I was refreshing my knowledge of period detail--dog leg moldings, descending bellflowers, reeded columns, plinths, palmettes, and so forth, when I came across a term I didn't know. A "slip" when speaking of a fireplace is the veneer of the surround. (The "surround" is the part between the fireplace itself and the mantel. The vertical sections of the surround are called "cheeks.")

Now I know how to refer to the art tiles decorating the fireplace in my den. This is the only fireplace in the house that I actually use. I have four others, with stone mantels, but they were originally intended for coal and have been blocked up. This one is mahogany with a funky and elaborate overmantel, very Victorian. It's got shelves and a nice beveled mirror, elegant proportions and no fussy carving.

Most of the tiles in the surround are plain.The tile at each of the four corners of the fireplace opening is a rosette, and the one in the center of the slip features the bust of a sweet girl in profile, wearing a bonnet.

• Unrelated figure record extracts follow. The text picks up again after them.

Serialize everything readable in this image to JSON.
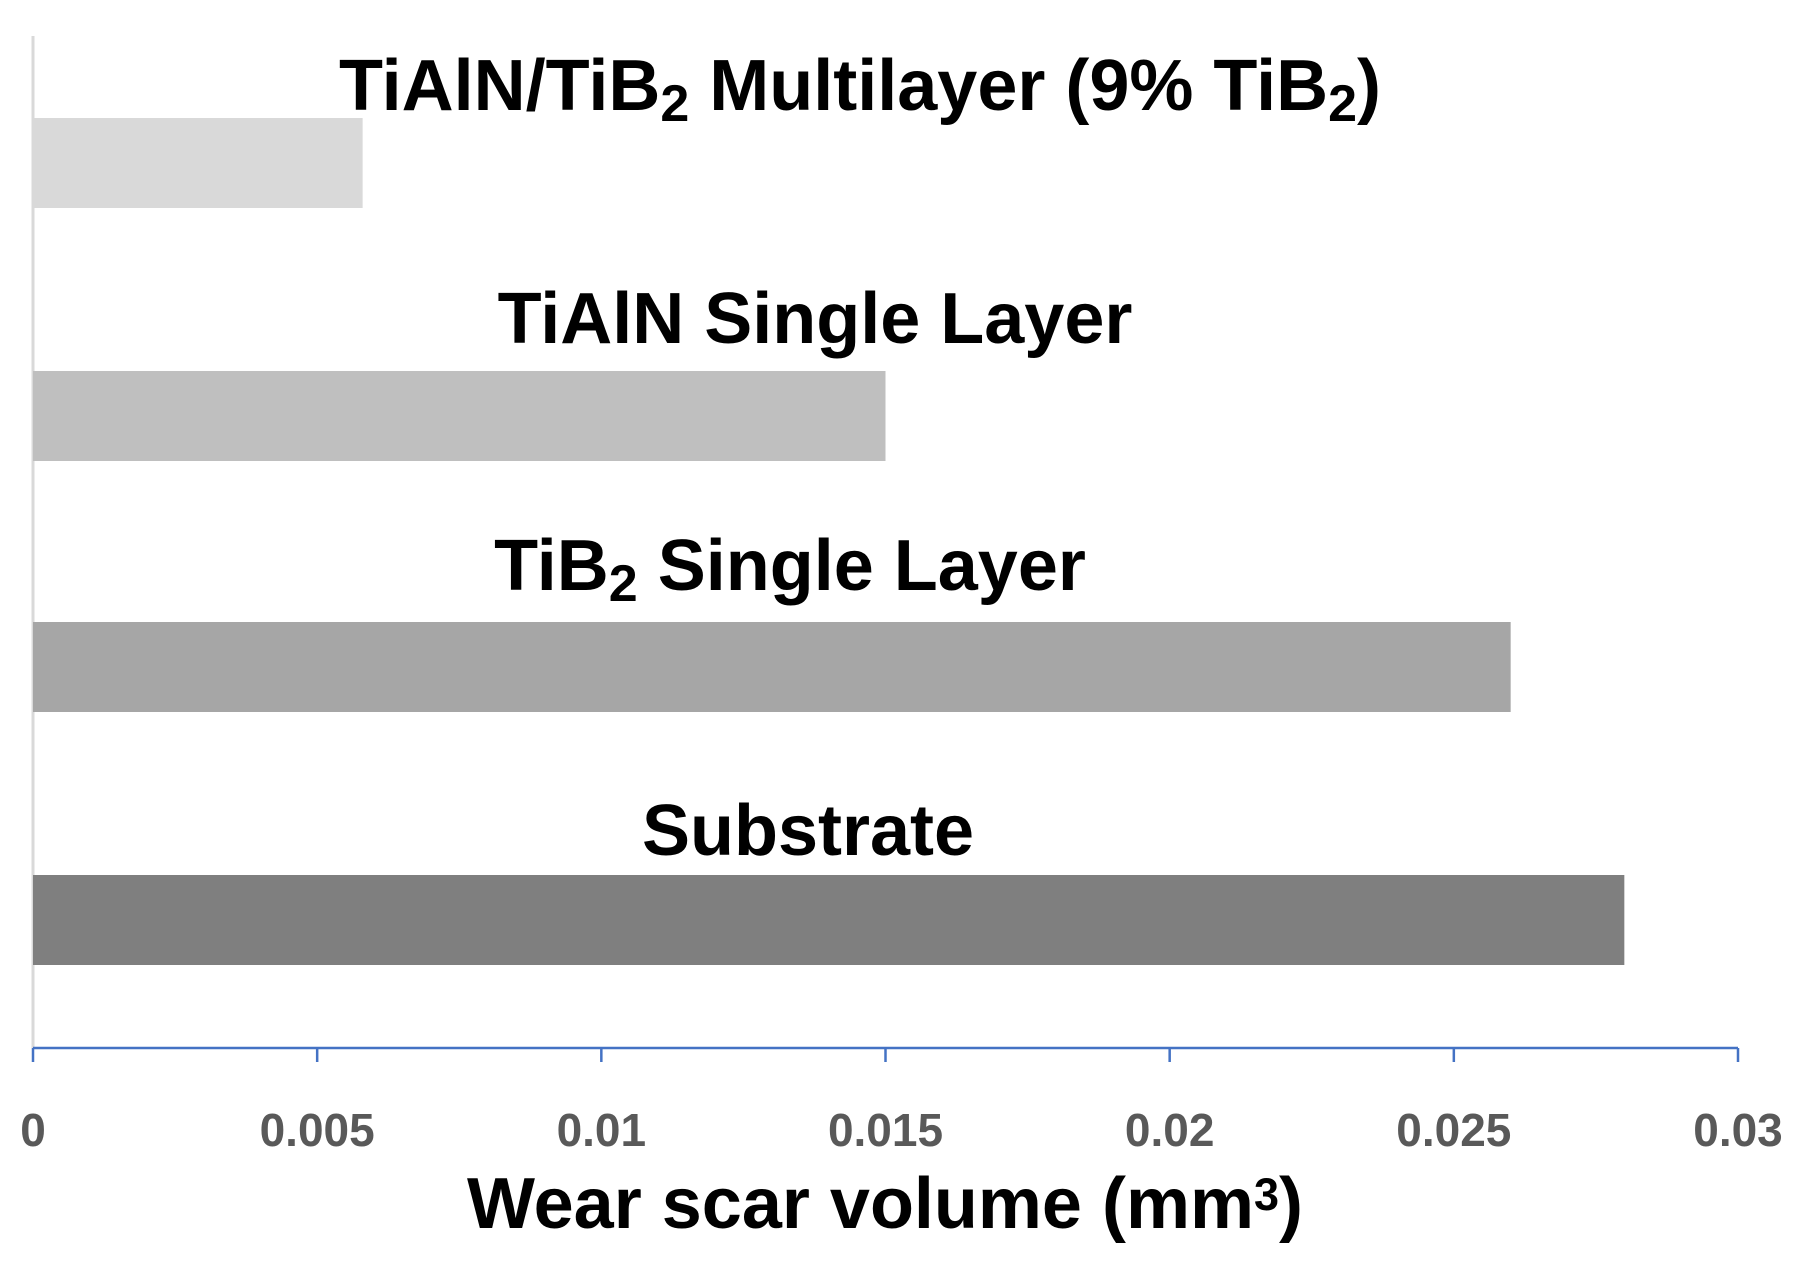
{
  "chart_data": {
    "type": "bar",
    "orientation": "horizontal",
    "categories": [
      {
        "parts": [
          {
            "t": "TiAlN/TiB"
          },
          {
            "t": "2",
            "sub": true
          },
          {
            "t": " Multilayer (9% TiB"
          },
          {
            "t": "2",
            "sub": true
          },
          {
            "t": ")"
          }
        ]
      },
      {
        "parts": [
          {
            "t": "TiAlN Single Layer"
          }
        ]
      },
      {
        "parts": [
          {
            "t": "TiB"
          },
          {
            "t": "2",
            "sub": true
          },
          {
            "t": " Single Layer"
          }
        ]
      },
      {
        "parts": [
          {
            "t": "Substrate"
          }
        ]
      }
    ],
    "values": [
      0.0058,
      0.015,
      0.026,
      0.028
    ],
    "colors": [
      "#d9d9d9",
      "#bfbfbf",
      "#a6a6a6",
      "#7f7f7f"
    ],
    "xlim": [
      0,
      0.03
    ],
    "xticks": [
      "0",
      "0.005",
      "0.01",
      "0.015",
      "0.02",
      "0.025",
      "0.03"
    ],
    "xtick_values": [
      0,
      0.005,
      0.01,
      0.015,
      0.02,
      0.025,
      0.03
    ],
    "xlabel": {
      "parts": [
        {
          "t": "Wear scar volume (mm"
        },
        {
          "t": "3",
          "sup": true
        },
        {
          "t": ")"
        }
      ]
    },
    "axis_color": "#4472c4",
    "legend": "none",
    "grid": false
  }
}
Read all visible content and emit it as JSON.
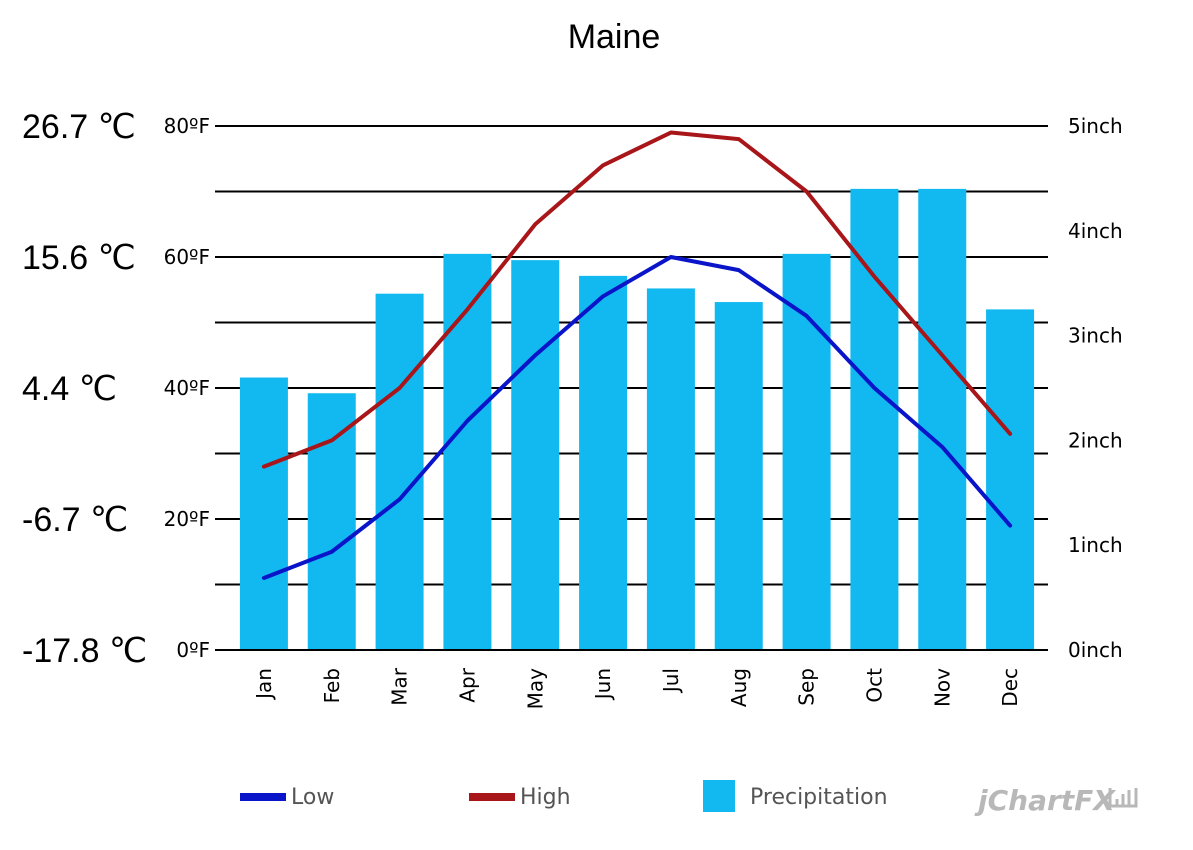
{
  "chart_data": {
    "type": "bar",
    "title": "Maine",
    "categories": [
      "Jan",
      "Feb",
      "Mar",
      "Apr",
      "May",
      "Jun",
      "Jul",
      "Aug",
      "Sep",
      "Oct",
      "Nov",
      "Dec"
    ],
    "series": [
      {
        "name": "Low",
        "type": "line",
        "axis": "left",
        "color": "#0a14c8",
        "values": [
          11,
          15,
          23,
          35,
          45,
          54,
          60,
          58,
          51,
          40,
          31,
          19
        ]
      },
      {
        "name": "High",
        "type": "line",
        "axis": "left",
        "color": "#a8161a",
        "values": [
          28,
          32,
          40,
          52,
          65,
          74,
          79,
          78,
          70,
          57,
          45,
          33
        ]
      },
      {
        "name": "Precipitation",
        "type": "bar",
        "axis": "right",
        "color": "#12b8f0",
        "values": [
          2.6,
          2.45,
          3.4,
          3.78,
          3.72,
          3.57,
          3.45,
          3.32,
          3.78,
          4.4,
          4.4,
          3.25
        ]
      }
    ],
    "left_axis": {
      "ylim": [
        0,
        80
      ],
      "ticks": [
        0,
        20,
        40,
        60,
        80
      ],
      "tick_labels": [
        "0ºF",
        "20ºF",
        "40ºF",
        "60ºF",
        "80ºF"
      ]
    },
    "right_axis": {
      "ylim": [
        0,
        5
      ],
      "ticks": [
        0,
        1,
        2,
        3,
        4,
        5
      ],
      "tick_labels": [
        "0inch",
        "1inch",
        "2inch",
        "3inch",
        "4inch",
        "5inch"
      ]
    },
    "celsius_labels": [
      "-17.8 ℃",
      "-6.7 ℃",
      "4.4 ℃",
      "15.6 ℃",
      "26.7 ℃"
    ],
    "grid": true,
    "legend_position": "bottom",
    "legend": [
      "Low",
      "High",
      "Precipitation"
    ]
  },
  "watermark": "jChartFX"
}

The fireplace is not very efficient, so when my central heating is running, I avoid using it. It heats the room, but in order to do so it draws warm air from the rest of the house and throws it up the chimney, replacing it with cold air sucked from under the door. Still, I plan to have a crackling fire or two during Thanksgiving week, when I'm having company. It'll be nice to curl up on the Chesterfield couches with people I love and haven't seen for awhile. It'll be nice to be really, really warm for a change--as long as I don't move too far from one spot. And it'll be nice to look at the girl in the bonnet and know that she's decorating the slip. I've been wondering what that thing was called for about fifty years, and now I know.